Frederic: The amount of resources needed changes almost every day. We’ve gone from maybe 100 gigabytes down to maybe 20, but we have a lot of plans to reduce it even more. 

“By working with customers in e-commerce, we realized that things like latency optimizations were going to be huge. . . . That was so helpful in understanding what people actually need.”
— Frederic Branczyk 

Tom: Nice, nice. Calculating resources needed has a big impact on how you might make a business out of this – deciding what to bill for and what your margins will be. Can you share how you’re thinking about building a business around Parca?

Frederic: It’s essentially the same thing that Grafana Labs does. We intend to offer continuous profiling as a service, so our customers can focus on their business. We’ll take care of strage, scaling, and maybe a few features on top that are interesting for enterprise customers. 

Matt: How has the community’s desires for the project either aligned with or differed from where you wanted to take it?

Frederic: Working at Polar Signals directly with users and customers, we got so much helpful feedback. We had our own ideas, but by working with customers in e-commerce, we realized that things like latency optimizations were going to be huge. They actually don’t care as much about cost saving in their infrastructure; they care way more that they can increase their conversion rates by having lower latencies. That was so helpful in understanding what people actually need. 
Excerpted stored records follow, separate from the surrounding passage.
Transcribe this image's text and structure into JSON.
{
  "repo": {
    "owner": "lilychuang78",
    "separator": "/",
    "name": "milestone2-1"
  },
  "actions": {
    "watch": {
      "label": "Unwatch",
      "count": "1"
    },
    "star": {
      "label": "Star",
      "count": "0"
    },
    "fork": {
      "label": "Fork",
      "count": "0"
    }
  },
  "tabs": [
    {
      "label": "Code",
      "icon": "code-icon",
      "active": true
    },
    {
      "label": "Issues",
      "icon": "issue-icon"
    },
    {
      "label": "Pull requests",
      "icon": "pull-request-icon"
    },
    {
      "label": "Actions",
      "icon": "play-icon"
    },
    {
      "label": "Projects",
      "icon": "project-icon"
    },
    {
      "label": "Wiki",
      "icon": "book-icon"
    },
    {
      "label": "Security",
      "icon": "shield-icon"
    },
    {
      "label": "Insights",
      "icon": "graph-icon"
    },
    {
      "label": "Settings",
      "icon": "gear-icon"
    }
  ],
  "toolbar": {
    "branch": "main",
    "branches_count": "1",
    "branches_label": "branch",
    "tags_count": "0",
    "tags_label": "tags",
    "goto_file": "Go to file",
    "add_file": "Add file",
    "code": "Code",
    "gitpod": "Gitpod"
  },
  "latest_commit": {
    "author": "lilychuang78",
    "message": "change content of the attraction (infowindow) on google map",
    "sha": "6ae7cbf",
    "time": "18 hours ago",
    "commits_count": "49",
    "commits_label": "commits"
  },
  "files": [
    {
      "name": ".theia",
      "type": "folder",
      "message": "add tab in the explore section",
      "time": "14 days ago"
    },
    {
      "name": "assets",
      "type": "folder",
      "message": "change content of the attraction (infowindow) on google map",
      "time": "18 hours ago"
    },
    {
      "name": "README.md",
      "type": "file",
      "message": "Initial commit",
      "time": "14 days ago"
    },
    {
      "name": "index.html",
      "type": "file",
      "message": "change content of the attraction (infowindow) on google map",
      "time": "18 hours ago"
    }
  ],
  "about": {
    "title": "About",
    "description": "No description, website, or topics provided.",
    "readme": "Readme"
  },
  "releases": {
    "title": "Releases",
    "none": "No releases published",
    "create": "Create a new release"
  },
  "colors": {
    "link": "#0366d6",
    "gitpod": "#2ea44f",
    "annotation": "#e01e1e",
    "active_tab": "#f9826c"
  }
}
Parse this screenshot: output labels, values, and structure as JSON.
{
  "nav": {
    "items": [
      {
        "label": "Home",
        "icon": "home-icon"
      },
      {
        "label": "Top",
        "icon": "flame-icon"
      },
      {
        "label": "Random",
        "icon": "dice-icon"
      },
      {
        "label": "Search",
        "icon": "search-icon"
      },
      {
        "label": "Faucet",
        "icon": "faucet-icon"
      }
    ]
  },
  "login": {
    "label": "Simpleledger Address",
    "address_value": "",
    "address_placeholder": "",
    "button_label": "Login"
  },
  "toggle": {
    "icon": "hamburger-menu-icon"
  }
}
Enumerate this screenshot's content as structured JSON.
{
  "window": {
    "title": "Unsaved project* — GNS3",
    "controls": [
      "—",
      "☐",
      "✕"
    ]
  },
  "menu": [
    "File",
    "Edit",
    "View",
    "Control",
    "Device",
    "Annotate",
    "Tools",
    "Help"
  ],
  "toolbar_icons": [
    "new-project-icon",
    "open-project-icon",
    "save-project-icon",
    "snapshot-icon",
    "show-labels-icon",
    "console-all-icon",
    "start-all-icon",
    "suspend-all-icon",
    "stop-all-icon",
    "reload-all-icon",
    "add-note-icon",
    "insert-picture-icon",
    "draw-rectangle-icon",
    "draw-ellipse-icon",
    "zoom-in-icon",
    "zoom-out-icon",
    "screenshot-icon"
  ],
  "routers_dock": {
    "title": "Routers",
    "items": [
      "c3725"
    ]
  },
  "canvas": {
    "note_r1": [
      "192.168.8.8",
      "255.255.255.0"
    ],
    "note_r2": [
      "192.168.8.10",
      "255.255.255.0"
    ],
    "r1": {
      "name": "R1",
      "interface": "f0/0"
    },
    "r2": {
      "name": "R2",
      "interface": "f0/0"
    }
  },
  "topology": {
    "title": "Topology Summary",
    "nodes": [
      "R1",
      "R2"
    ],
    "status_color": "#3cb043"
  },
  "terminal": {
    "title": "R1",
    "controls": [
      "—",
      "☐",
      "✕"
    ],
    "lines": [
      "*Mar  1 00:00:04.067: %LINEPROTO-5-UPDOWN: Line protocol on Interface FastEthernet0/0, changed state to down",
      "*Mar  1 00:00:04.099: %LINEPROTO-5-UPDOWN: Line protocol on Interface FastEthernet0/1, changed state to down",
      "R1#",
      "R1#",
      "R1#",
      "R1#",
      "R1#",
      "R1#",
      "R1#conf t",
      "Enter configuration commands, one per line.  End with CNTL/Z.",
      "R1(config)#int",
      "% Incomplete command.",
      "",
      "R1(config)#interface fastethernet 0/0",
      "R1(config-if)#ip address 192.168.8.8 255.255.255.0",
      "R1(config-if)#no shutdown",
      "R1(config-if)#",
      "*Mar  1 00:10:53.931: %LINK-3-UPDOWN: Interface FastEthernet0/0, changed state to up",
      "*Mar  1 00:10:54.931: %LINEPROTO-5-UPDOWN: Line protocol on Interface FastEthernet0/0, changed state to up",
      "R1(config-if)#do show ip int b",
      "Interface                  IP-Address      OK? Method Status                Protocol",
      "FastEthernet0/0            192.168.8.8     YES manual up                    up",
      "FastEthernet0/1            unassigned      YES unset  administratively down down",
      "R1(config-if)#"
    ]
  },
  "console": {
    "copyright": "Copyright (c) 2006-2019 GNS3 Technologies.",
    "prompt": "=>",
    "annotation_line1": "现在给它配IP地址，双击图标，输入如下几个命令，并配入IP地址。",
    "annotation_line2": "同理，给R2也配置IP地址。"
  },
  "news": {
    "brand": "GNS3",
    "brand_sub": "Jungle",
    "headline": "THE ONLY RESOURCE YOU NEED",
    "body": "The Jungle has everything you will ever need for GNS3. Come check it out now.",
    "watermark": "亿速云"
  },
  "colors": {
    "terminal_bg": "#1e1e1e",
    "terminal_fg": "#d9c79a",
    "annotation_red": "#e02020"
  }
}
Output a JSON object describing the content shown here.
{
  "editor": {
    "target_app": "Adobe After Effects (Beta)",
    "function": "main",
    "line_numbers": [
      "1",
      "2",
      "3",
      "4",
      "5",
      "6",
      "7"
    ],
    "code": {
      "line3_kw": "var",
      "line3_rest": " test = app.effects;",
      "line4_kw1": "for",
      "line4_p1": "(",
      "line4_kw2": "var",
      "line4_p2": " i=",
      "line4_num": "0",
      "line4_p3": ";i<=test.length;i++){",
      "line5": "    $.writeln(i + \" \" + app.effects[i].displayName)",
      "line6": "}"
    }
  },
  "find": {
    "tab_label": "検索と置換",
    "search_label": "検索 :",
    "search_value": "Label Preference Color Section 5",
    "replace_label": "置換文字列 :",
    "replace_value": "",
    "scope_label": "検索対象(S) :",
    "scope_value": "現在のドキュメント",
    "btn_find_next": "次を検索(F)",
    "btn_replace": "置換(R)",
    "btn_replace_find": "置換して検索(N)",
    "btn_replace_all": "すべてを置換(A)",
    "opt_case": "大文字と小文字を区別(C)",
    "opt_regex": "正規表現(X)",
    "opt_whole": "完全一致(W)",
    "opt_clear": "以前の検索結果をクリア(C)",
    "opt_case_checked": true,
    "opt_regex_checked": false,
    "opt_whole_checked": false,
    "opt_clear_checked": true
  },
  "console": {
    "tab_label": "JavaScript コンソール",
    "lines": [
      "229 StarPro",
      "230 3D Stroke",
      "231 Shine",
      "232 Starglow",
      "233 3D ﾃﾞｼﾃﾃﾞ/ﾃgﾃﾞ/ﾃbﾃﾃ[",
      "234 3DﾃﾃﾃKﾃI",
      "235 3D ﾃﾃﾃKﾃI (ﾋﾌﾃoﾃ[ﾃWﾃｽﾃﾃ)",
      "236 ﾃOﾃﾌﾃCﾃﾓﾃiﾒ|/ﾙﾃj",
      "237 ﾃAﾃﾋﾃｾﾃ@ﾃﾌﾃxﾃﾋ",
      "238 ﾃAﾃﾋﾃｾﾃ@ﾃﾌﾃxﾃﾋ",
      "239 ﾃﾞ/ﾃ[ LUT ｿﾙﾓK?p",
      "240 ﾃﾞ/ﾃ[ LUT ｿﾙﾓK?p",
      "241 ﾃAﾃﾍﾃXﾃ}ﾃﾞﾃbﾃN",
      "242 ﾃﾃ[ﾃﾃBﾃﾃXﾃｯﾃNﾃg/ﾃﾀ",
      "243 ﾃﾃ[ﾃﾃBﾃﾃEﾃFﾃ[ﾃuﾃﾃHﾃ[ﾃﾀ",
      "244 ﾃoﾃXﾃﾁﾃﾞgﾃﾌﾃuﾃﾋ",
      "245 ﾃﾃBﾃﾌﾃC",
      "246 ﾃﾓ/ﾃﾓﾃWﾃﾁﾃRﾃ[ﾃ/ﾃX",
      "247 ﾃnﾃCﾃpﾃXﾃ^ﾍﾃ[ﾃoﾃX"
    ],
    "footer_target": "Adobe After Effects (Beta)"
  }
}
How to create a community around an open source project 

Tom: How did you go around building a community around Parca?

Frederic: I wanted to be really intentional about removing what we call “toil” in SRE land – all the things that don’t really produce value by doing it manually all the time. We wanted to keep the focus on actually creating value. 

So everything in the release process is entirely automated. When we tag a release on GitHub, that automatically triggers the release pipelines, publishes the changelog, then pushes the container images to a registry, and if the container images have been successfully uploaded, it redeploys the documentation and re-templates everything with the latest version. With this automation, we’ve been able to create 20-25 releases in the two months that Parca has been released. It frees up so much time to focus on producing value. 

“Everyone craves the instant success with open source projects. But I’ve learned that sticking to something and going with it for the long run means you’re so much more likely to actually produce something useful because you’ll get user feedback.”
— Frederic Branczyk

Tom: One of the things we tried to do when we launched Grafana Loki and Grafana Tempo was to try and be really open and accessible as a development team. I love that style of working. Do you do similar things in Parca?

Frederic: Yes, exactly – this is something we wanted to be very intentional about. So we have Parca office hours every two weeks at 5 pm UTC on Tuesdays. And we use Discord, and it’s a joy to use. 

Tom: Do you have any advice for anyone who wants to launch their own open source project and build a community around it?

Frederic: In my experience, everyone craves the instant success with open source projects. But I’ve learned that sticking to something and going with it for the long run means you’re so much more likely to actually produce something useful, because you’ll get user feedback. 

The ConProf project was not very well visited in the beginning and the documentation wasn’t particularly good. But it still grew to 800 stars simply because every month or two I did another commit. As long as you’re solving something that you’re genuinely interested in, it really helps to just stick with it.